Friday, 18 April 2025

Lily Crucifix, Church of St John the Baptist, Wellington

St John the Baptist's Church in Wellington has a rare lily crucifix.  Jesus is depicted being crucified on a cross budding into five lilies.  The five lilies represent the five wounds of Christ on the cross: nails in his hands & feet and a mark on his torso where a Roman centurion thrust in a spear.

Wellington's lily crucifix is located in the Lady Chapel at the east end of the south aisle.  It is carved into the central mullion of the east window.  It is small, high up and difficult to spot in daylight, which is probably how it managed to avoid being destroyed by the Puritans in the mid 17th century.  

The lily crucifix probably symbolises life in death and may be related to the medieval belief that Jesus was crucified on the same day as the Annunciation (25th March).  The lily symbolises the purity of the Virgin Mary.
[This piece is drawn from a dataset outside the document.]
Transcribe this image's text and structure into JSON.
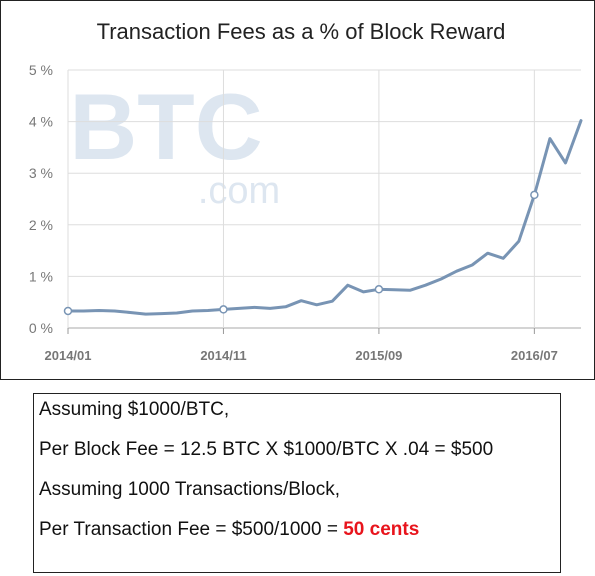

There are only a few other lily crucifixes in English churches.  Nearly all of them date from the 14th to the 16th centuries and are found on a variety of items:

  • Font (All Saints, Great Glemham, Suffolk) 
  • Painted panel (e.g. St Helen's, Abingdon, Oxfordshire)
  • Wall painting (All Saints, Godshill, Isle of Wight)
  • Misericord (St Bartholomew's Church, Tong, Shropshire), 
  • Stained glass windows (e.g. Holy Trinity, Long Melford, Suffolk; St Michael-at-the-North Gate, Oxford and St Mary the Virgin, Westwood, Wiltshire)
  • Tomb (e.g. St Mary's Church, Nottingham and St Peter & St Paul, West Wittering, West Sussex)
  • Miniature in the Llanbeblig Book of Hours

Lily Crucifix in St John's Church

Tuesday, 1 April 2025

Wulfric of Haselbury

Wulfric was born in around 1080-1090 in Compton Martin.  He became a priest and initially worked at Deverill in Wiltshire.  He spent much of his time there hunting and hawking, until a chance encounter with a beggar convinced him that he needed to lead a more spiritual life.  William FitzWalter, who was Lord of the Manor of Compton Martin, recalled him to that village and he became the parish priest there.  

In 1125 Wulfric moved to St Michael & All Angels Church in Haselbury Plucknett, where William FitzWalter was also Lord of the Manor.  Wulfric wanted to live alone in a cell adjacent to the church as an anchorite. His cell was located on the north side of the church where the vestry is now located.  He lived a very austere life and spent much of his time reading the Bible and praying.  He also worked as a bookbinder.  He received gifts of prophecy and healing from God and was involved in many miraculous happenings.  He had a personal servant who attended to his needs and the Cluniac monks of Montacute supplied him with food.  He was not the parish priest of Haselbury Plucknett.

People came to Wulfric for guidance and blessing.  He was visited by King Henry I and King Stephen.  Wulfric prophesied correctly that Henry I would die soon.  

Wulfric died in his cell on 20th February 1154. After his death there was a disagreement between the Cluniac monks of Montacute and the people of Haselbury as to who had a claim to Wulfric's mortal remains.  The local people saw off the monks.  Wulfric was initially buried in his cell by Robert of Lewes, the 1st Bishop of Bath and Wells.  However, his body was later moved twice and was eventually interred in a now unknown location to the west of the church.

It is not known whether Wulfric was ever formally canonised, but he has been portrayed as a saint down the ages.